Review by Robin Mc Alpine from
Scottish Left Review Apr/May '06 issue



"On the Street is a book of drawings which seeks to illustrate what the gentrification of areas of Glasgow like the Merchant City and Glasgow Cross is obscuring; the endemic poverty which has been an integral but ambiguous part of Glasgow's identity. In fact, it is more than integral; in many ways it is the defining aspect of Glasgow identity, given that the city has always been identified with its 'gallus' humour - the humour of the gallows, laughing at and through your own affliction. This is an issue which we are struggling with across Scotland. One of the characteristics of Scottish culture (small 'c') is the reductive idiom, the challenging of pomposity, arrogance or excessive aspiration through wry humour. We are struggling with this because we maintain in Scotland some pride in our resistance to the glorification of social climbing which dominates modern British politics (there is a correlation between egalitarianism and the dislike of the 'chancer'), but we are now being endlessly told we are wrong. Leading the charge on behalf of the chancers is Carol Craig and her 'Centre for Confidence and Wellbeing' - which will help you feel more confident so long as you have thousands of pounds with which to pay her fees. It is of course ridiculous to celebrate poverty - it is a vile and destructive phenomenon - but we do not yet seem to be ready to abandon totally the celebration of people's remarkable responses to poverty. The difficulty is identifying the line.
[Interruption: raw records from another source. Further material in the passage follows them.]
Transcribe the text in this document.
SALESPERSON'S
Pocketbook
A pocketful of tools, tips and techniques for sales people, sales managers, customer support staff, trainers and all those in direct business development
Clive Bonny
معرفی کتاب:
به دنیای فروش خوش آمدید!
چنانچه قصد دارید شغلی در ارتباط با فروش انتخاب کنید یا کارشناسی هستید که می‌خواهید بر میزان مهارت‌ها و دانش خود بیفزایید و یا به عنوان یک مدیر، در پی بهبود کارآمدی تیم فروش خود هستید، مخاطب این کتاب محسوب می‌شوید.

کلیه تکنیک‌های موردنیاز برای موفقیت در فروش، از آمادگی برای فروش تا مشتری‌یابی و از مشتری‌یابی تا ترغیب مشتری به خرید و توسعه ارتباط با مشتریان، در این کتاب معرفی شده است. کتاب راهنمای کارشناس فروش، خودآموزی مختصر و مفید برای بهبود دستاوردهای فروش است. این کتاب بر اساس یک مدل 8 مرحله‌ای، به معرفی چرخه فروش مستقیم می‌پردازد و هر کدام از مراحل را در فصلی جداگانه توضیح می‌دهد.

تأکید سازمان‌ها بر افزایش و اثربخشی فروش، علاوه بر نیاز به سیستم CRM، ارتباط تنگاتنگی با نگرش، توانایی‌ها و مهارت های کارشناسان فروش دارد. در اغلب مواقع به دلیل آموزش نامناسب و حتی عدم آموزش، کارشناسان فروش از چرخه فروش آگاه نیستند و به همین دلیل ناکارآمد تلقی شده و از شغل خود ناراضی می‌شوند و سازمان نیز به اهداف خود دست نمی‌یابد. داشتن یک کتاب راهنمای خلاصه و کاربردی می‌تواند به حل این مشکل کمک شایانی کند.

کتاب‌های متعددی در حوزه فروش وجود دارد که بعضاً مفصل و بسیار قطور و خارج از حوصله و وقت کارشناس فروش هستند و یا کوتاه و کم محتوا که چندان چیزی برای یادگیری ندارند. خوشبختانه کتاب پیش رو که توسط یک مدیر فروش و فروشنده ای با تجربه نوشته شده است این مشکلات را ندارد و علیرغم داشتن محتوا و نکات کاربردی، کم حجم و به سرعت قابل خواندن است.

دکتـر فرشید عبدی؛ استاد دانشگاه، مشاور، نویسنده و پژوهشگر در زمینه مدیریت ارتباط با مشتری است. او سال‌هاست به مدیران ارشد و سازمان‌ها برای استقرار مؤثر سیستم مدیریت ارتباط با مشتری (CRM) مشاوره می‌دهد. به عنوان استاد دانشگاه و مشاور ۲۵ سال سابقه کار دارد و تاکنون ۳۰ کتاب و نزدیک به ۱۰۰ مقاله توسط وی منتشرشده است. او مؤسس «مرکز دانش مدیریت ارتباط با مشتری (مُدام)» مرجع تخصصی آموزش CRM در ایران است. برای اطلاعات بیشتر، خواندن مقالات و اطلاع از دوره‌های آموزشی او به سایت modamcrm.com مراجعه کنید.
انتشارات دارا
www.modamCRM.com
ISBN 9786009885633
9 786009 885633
On the Street was commissioned to mark the end of Intermedia Gallery's time at King Street in Glasgow. Artist Stuart Murray has produced over 40 drawings which seek to capture a sense of random encounters with the dispossessed - beggars, junkies, prostitutes, the starving, alcoholics. Each is presented in faux-naïve line drawing (or series of drawings) accompanied by handwritten text capturing the dialogue (or more commonly the monologue) of such encounters. "Sper cheynge?", "Am tryin tae get enough fur a can a lager", "Ye goat a sper note if yur gawnty that bank there then?".

Artists, writers or filmmakers trying to capture a portrait of the dispossessed always face a problem - by their very nature the people doing the capturing are usually necessarily separated from their subjects. With the best will in the world, compassion or genuine anger can nonetheless end up patronising. But perhaps an even greater risk is that the whole project amounts to little more than a fairly obvious comment on how awful poverty is. Murray's approach in this book goes a long way to avoiding these pitfalls. The illustrations and words are stripped back and minimalist. The illustrations feel almost amateurish (they're not) and the words are given straight. There is no contextualisation - the anthropologists referencing which gives the subjects an aura of sub-humanity ("Frank, unemployed, the Trongate"). The effect of each illustration taken individually can be a little underwhelming. The strength of the book is its cumulative effect, the way in which a progression of anonymous characters seem to become increasingly familiar as you increasingly recognise your own encounters. Slowly, as you turn the pages, you begin to realise that in fact the subject of the book is not only (perhaps not mainly) the dispossessed it portrays. In large part, you are the subject of the book. You and your ability to forget these encounters, to fail to see the people portrayed as you scurry by to your train. Your ability to dispossess the dispossessed of one of the few things they had left - their role in our identity."